Après avoir eu des propos très autoritaires lundi -- «C’est le président des États-Unis qui décide!» --, il a adopté un ton beaucoup plus conciliant vis-à-vis des gouverneurs. 

«Nous nous entendons tous très bien et nous voulons tous prendre les bonnes décisions», a-t-il lancé. 

Avec les premiers signaux encourageants face au Covid-19, liés à la stabilisation du rythme des contaminations, le débat a vite basculé sur les moyens de «rouvrir le robinet» tout en gardant un œil sur un éventuel redémarrage de l’épidémie. 

Le milliardaire républicain n’a pas présenté, comme il l’avait promis, la composition de son «comité sur la réouverture de notre pays». 

Andrew Cuomo, gouverneur de l’État de New York, avait vivement dénoncé mardi matin les propos du président selon lesquels il avait tout pouvoir d’ordonner le déconfinement dans les États. 

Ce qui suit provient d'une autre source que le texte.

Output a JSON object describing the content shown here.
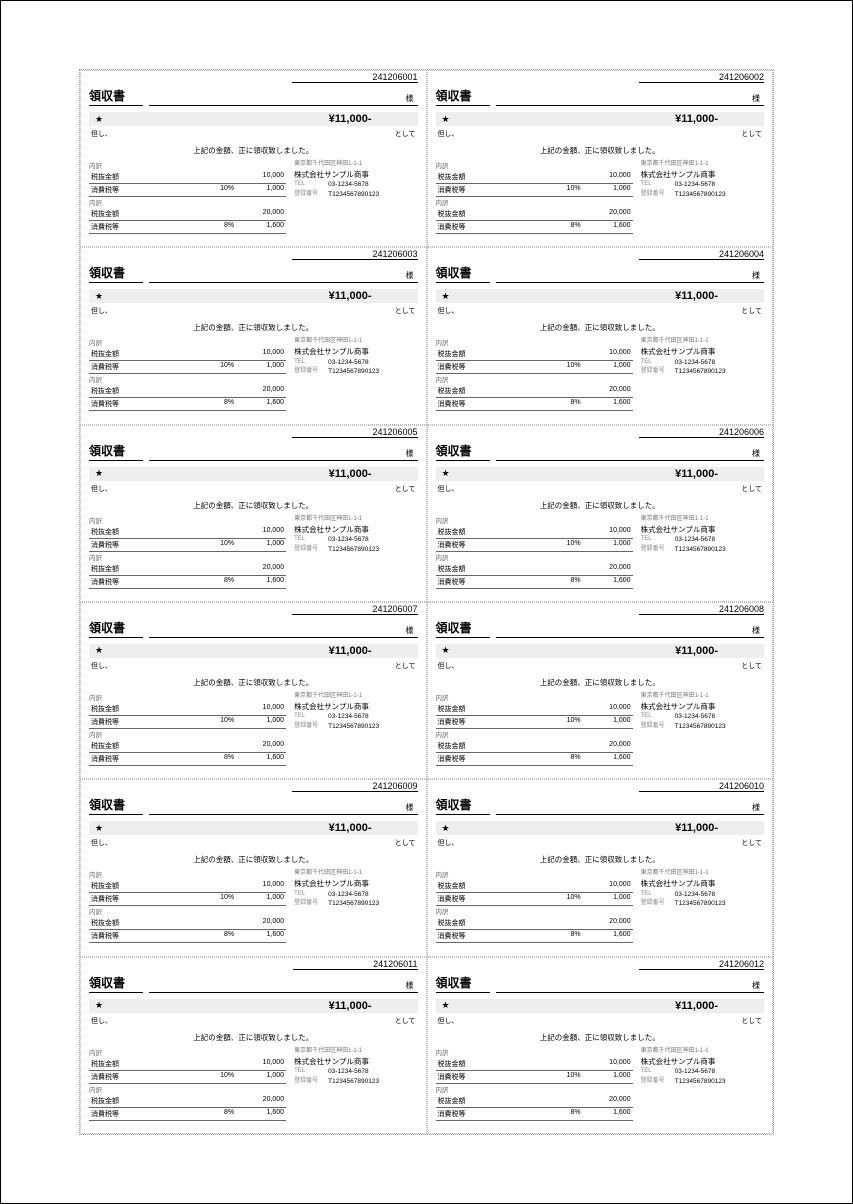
{
  "labels": {
    "title": "領収書",
    "honorific": "様",
    "star": "★",
    "amount": "¥11,000-",
    "provided": "但し、",
    "as": "として",
    "confirm": "上記の金額、正に領収致しました。",
    "breakdown_header": "内訳",
    "row1_label": "税抜金額",
    "row1_val": "10,000",
    "row2_label": "消費税等",
    "row2_rate": "10%",
    "row2_val": "1,000",
    "row3_label": "税抜金額",
    "row3_val": "20,000",
    "row4_label": "消費税等",
    "row4_rate": "8%",
    "row4_val": "1,600",
    "issuer_addr": "東京都千代田区神田1-1-1",
    "issuer_name": "株式会社サンプル商事",
    "tel_label": "TEL",
    "tel": "03-1234-5678",
    "reg_label": "登録番号",
    "reg": "T1234567890123"
  },
  "receipts": [
    {
      "num": "241206001"
    },
    {
      "num": "241206002"
    },
    {
      "num": "241206003"
    },
    {
      "num": "241206004"
    },
    {
      "num": "241206005"
    },
    {
      "num": "241206006"
    },
    {
      "num": "241206007"
    },
    {
      "num": "241206008"
    },
    {
      "num": "241206009"
    },
    {
      "num": "241206010"
    },
    {
      "num": "241206011"
    },
    {
      "num": "241206012"
    }
  ]
}
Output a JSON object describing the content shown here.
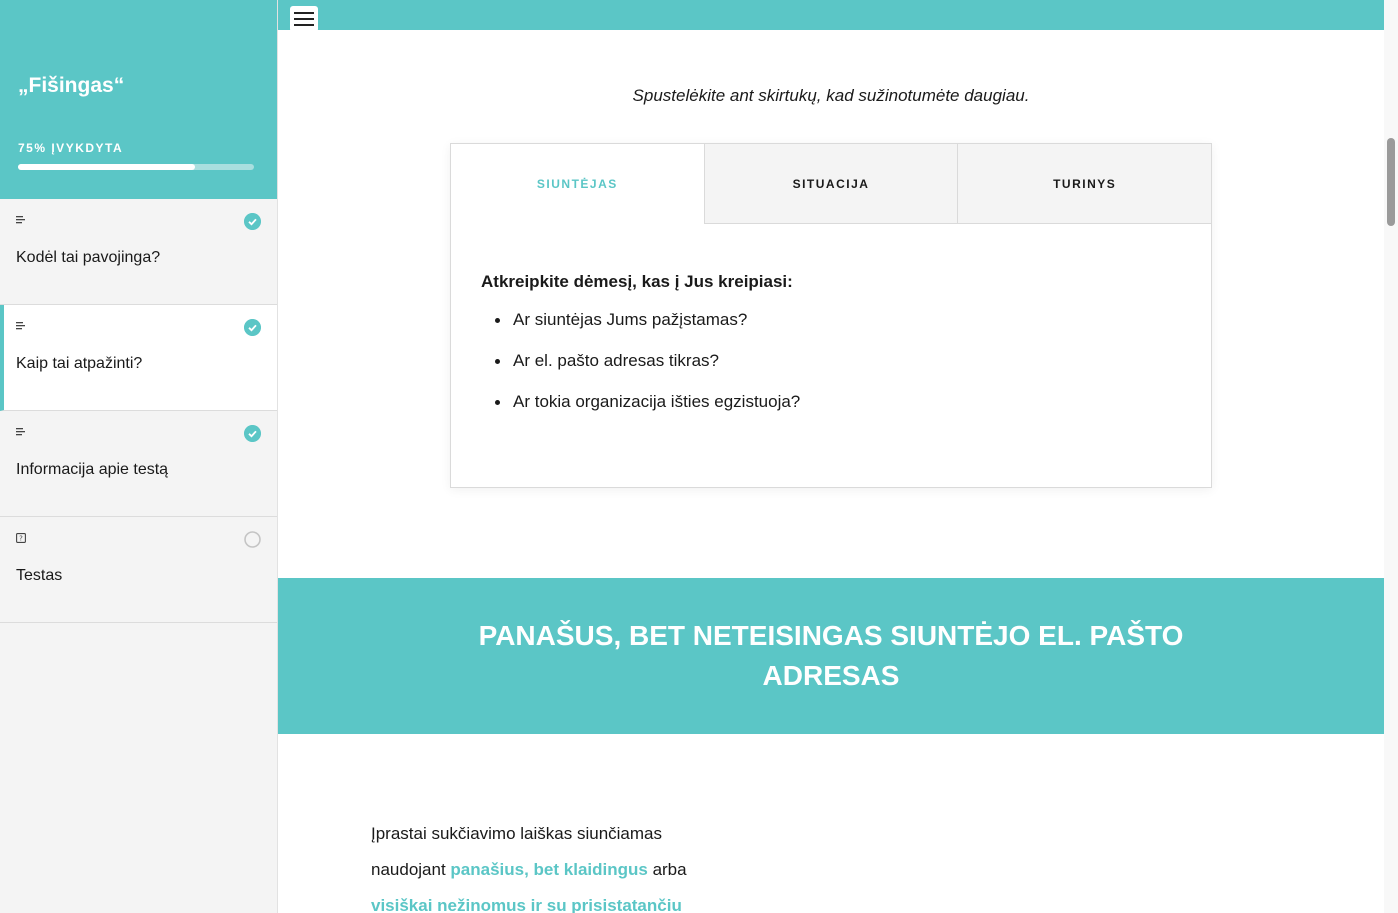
{
  "sidebar": {
    "course_title": "„Fišingas“",
    "progress_label": "75% ĮVYKDYTA",
    "progress_value": 0.75,
    "lessons": [
      {
        "title": "Kodėl tai pavojinga?",
        "type_icon": "text-lines-icon",
        "status": "completed",
        "active": false
      },
      {
        "title": "Kaip tai atpažinti?",
        "type_icon": "text-lines-icon",
        "status": "completed",
        "active": true
      },
      {
        "title": "Informacija apie testą",
        "type_icon": "text-lines-icon",
        "status": "completed",
        "active": false
      },
      {
        "title": "Testas",
        "type_icon": "quiz-icon",
        "status": "incomplete",
        "active": false
      }
    ]
  },
  "main": {
    "menu_icon": "hamburger-menu-icon",
    "instruction": "Spustelėkite ant skirtukų, kad sužinotumėte daugiau.",
    "tabs": [
      {
        "label": "SIUNTĖJAS",
        "active": true
      },
      {
        "label": "SITUACIJA",
        "active": false
      },
      {
        "label": "TURINYS",
        "active": false
      }
    ],
    "panel": {
      "heading": "Atkreipkite dėmesį, kas į Jus kreipiasi:",
      "items": [
        "Ar siuntėjas Jums pažįstamas?",
        "Ar el. pašto adresas tikras?",
        "Ar tokia organizacija išties egzistuoja?"
      ]
    },
    "banner_title": "PANAŠUS, BET NETEISINGAS SIUNTĖJO EL. PAŠTO ADRESAS",
    "body": {
      "line1": "Įprastai sukčiavimo laiškas siunčiamas",
      "line2_prefix": "naudojant ",
      "line2_highlight": "panašius, bet klaidingus",
      "line2_suffix": " arba",
      "line3_highlight": "visiškai nežinomus ir su prisistatančiu"
    }
  },
  "colors": {
    "accent": "#5bc6c6",
    "sidebar_bg": "#f4f4f4",
    "text": "#1a1a1a"
  }
}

«La position du président est tout simplement absurde. Ce n’est pas ce que dit la loi. Ce n’est pas ce que dit la constitution. Nous n’avons pas un roi, nous avons un président», avait-il lancé. 

Le locataire de la Maison-Blanche peut certes donner le ton, fixer un cap, mais le système fédéral accorde aux gouverneurs des 50 États le pouvoir de prendre les mesures obligatoires de confinement ou de déconfinement. 

À ce jour, Donald Trump n’a d’ailleurs fait qu’émettre des recommandations de distanciation sociale jusqu’à fin avril. 

«Réouverture par étapes»

Depuis plusieurs jours, sur les deux côtes des États-Unis, les gouverneurs se regroupent pour esquisser des réponses coordonnées. 

À l’est, New York, New Jersey, Connecticut, Rhode Island, Massachusetts, Delaware et Pennsylvanie. À l’ouest, Californie, Oregon et Washington. 

Désireux de marquer son territoire, Andrew Cuomo s’est fait encore plus explicite sur le poids qu’il accorderait à une éventuelle injonction présidentielle. 

«S’il me donnait l’ordre de rouvrir d’une manière qui mettrait en danger la santé publique dans mon État, je ne le ferais pas», a-t-il déclaré, estimant que cela engendrerait un combat devant les tribunaux que les États-Unis ne peuvent se permettre dans le contexte actuel. 

Augmentation massive des tests, mesures de confinement spécifiques pour les plus de 65 ans, réouverture progressive pour certains commerces: tous les gouverneurs préparent leurs plans de transition. 

Et la plupart d’entre eux rappellent inlassablement une vérité dure à accepter: le nouveau coronavirus, qui cause la maladie du Covid-19, n’aura pas disparu à la fin du confinement. Une grande majorité de la population l’aura évité et restera donc susceptible d’être contaminée tant qu’il n’y aura pas de vaccin. 

«Ce sera une réouverture par étapes», martèle Andrew Cuomo. «Il n’y a pas d’interrupteur. Ce n’est pas binaire».